What’s happening there? The power of Jesus Christ, the power simply of his words, is greater than the always feared King Death. Jesus speaks and it is the Word of God giving life. He exaggerates to tell the truth, for death in the face of Jesus Christ is merely a short sleep. But why should this surprise us? After all, what gave life to the world was the Word of God. Let there be light. Let the earth bring forth every living creature. And let us make man in our own image.
We persist in not seeing the power of the Word of God, and the consequent power of words in particular and in general. Plato understood so clearly the power of words that the first few chapters of The Republic are about what kind of literature is appropriate for children. Plato was not an advocate of free speech, and argued that poets are the most powerful threat to any ordered society.
The Word operates within this sphere and with the assurance given to us that God’s Word never comes back to him having not accomplished its purpose.
Warnings come to us out of God’s love. Remember the traditions you received and heard; keep that, and repent. This is revelatory in a sense we don’t often think about, that the one who has the seven spirits says “Repent.” We hear that word Repent, and think of old fellows with long beards and sandals holding a sign that says Repent! We’ve been given this narrative that encompasses the meaning of Repent by New Yorker cartoonists and others who think that Repent is some kind of pre-internet meme, some kind of clown language, something to laugh at. We’ve had the word stolen from us.
But if there was ever an unfunny word, it’s Repent, coming from the mouth of the crucified one. You see that? He knows what’s ahead. He knows how the universe works for he made it with the words of his mouth. Repent is all kinds of things.

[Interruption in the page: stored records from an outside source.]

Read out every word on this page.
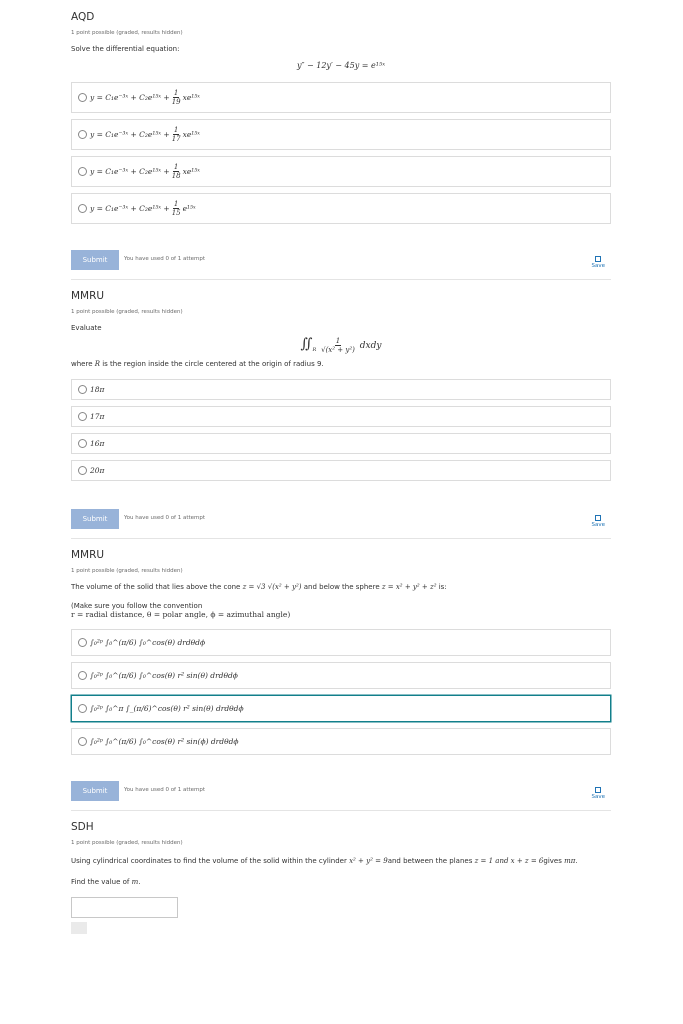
AQD
1 point possible (graded, results hidden)
Solve the differential equation:
y″ − 12y′ − 45y = e¹⁵ˣ
y = C₁e⁻³ˣ + C₂e¹⁵ˣ + $\frac{1}{19}$ xe¹⁵ˣ
y = C₁e⁻³ˣ + C₂e¹⁵ˣ + $\frac{1}{17}$ xe¹⁵ˣ
y = C₁e⁻³ˣ + C₂e¹⁵ˣ + $\frac{1}{18}$ xe¹⁵ˣ
y = C₁e⁻³ˣ + C₂e¹⁵ˣ + $\frac{1}{15}$ e¹⁵ˣ
Submit	You have used 0 of 1 attempt
Save
MMRU
1 point possible (graded, results hidden)
Evaluate
$∬_R \frac{1}{\text{√(x² + y²)}}$ dxdy
where R is the region inside the circle centered at the origin of radius 9.
18π
17π
16π
20π
Submit	You have used 0 of 1 attempt
Save
MMRU
1 point possible (graded, results hidden)
The volume of the solid that lies above the cone z = √3 √(x² + y²) and below the sphere z = x² + y² + z² is:
(Make sure you follow the convention
r = radial distance, θ = polar angle, ϕ = azimuthal angle)
∫₀²ᵖ ∫₀^(π/6) ∫₀^cos(θ) drdθdϕ
∫₀²ᵖ ∫₀^(π/6) ∫₀^cos(θ) r² sin(θ) drdθdϕ
∫₀²ᵖ ∫₀^π ∫_(π/6)^cos(θ) r² sin(θ) drdθdϕ
∫₀²ᵖ ∫₀^(π/6) ∫₀^cos(θ) r² sin(ϕ) drdθdϕ
Submit	You have used 0 of 1 attempt
Save
SDH
1 point possible (graded, results hidden)
Using cylindrical coordinates to find the volume of the solid within the cylinder x² + y² = 9and between the planes z = 1 and x + z = 6gives mπ.
Find the value of m.
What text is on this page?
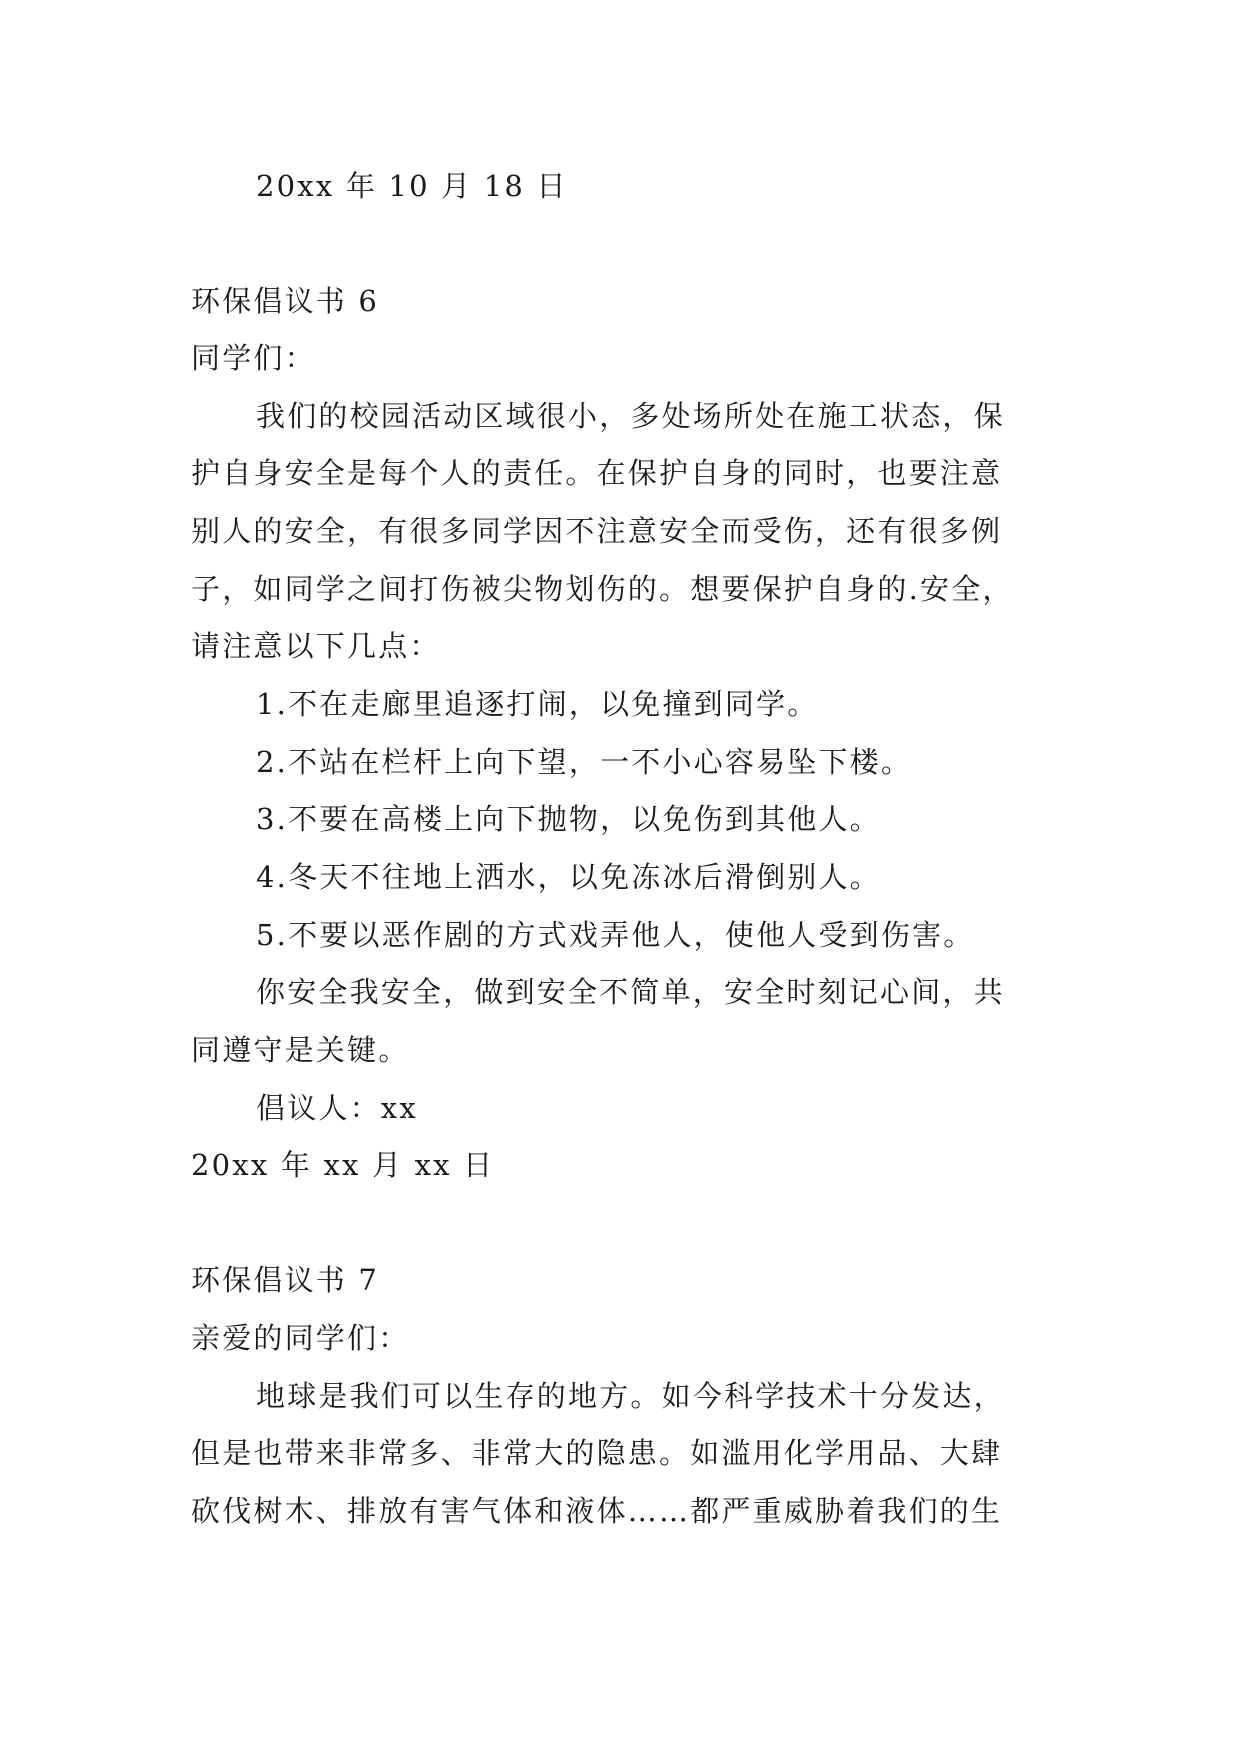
20xx 年 10 月 18 日
环保倡议书 6
同学们：
我们的校园活动区域很小，多处场所处在施工状态，保
护自身安全是每个人的责任。在保护自身的同时，也要注意
别人的安全，有很多同学因不注意安全而受伤，还有很多例
子，如同学之间打伤被尖物划伤的。想要保护自身的.安全，
请注意以下几点：
1.不在走廊里追逐打闹，以免撞到同学。
2.不站在栏杆上向下望，一不小心容易坠下楼。
3.不要在高楼上向下抛物，以免伤到其他人。
4.冬天不往地上洒水，以免冻冰后滑倒别人。
5.不要以恶作剧的方式戏弄他人，使他人受到伤害。
你安全我安全，做到安全不简单，安全时刻记心间，共
同遵守是关键。
倡议人：xx
20xx 年 xx 月 xx 日
环保倡议书 7
亲爱的同学们：
地球是我们可以生存的地方。如今科学技术十分发达，
但是也带来非常多、非常大的隐患。如滥用化学用品、大肆
砍伐树木、排放有害气体和液体……都严重威胁着我们的生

Turn around and go in a different direction is central, of course. But repent; repent is get off the broad and easy path that leads to destruction. Repent is give up on anger and hatred and slandering others. Repent is open your eyes, for the Lord can see everything you have stolen from others. Repent can be “close your mouth,” for the Lord continually hears every lie that is spoken.
The church in Sardis is not necessarily small and struggling. That’s merely the human viewpoint. We’re bigger than the first church, which had only eleven. The largest most successful church, in the eyes of the world, may be “have the name of being alive, and yet be dead.” The life that Jesus speaks of here is the animating life of the Spirit. He holds the Seven Spirits of God. As he said in the Gospel of John 7, “If any one thirst, let him come to me and drink. 38 He who believes in me, as the scripture has said, ‘Out of his heart shall flow rivers of living water.’”
Repenting is beginning. To Repent is to turn. Cease from lying and stealing, and begin to send living water out of one’s heart. Be a fount of goodness. Bear good fruit from the good tree. Make the small corner of the world you inhabit a place of beauty and goodness. The promises of the crucified one not only change our hearts, they are an objective change to the world as it exists today. He who has an ear, let him hear what the Spirit says to the churches.
“He who conquers shall be clad thus in white garments, and I will not blot his name out of the book of life; I will confess his name before my Father and before his angels.”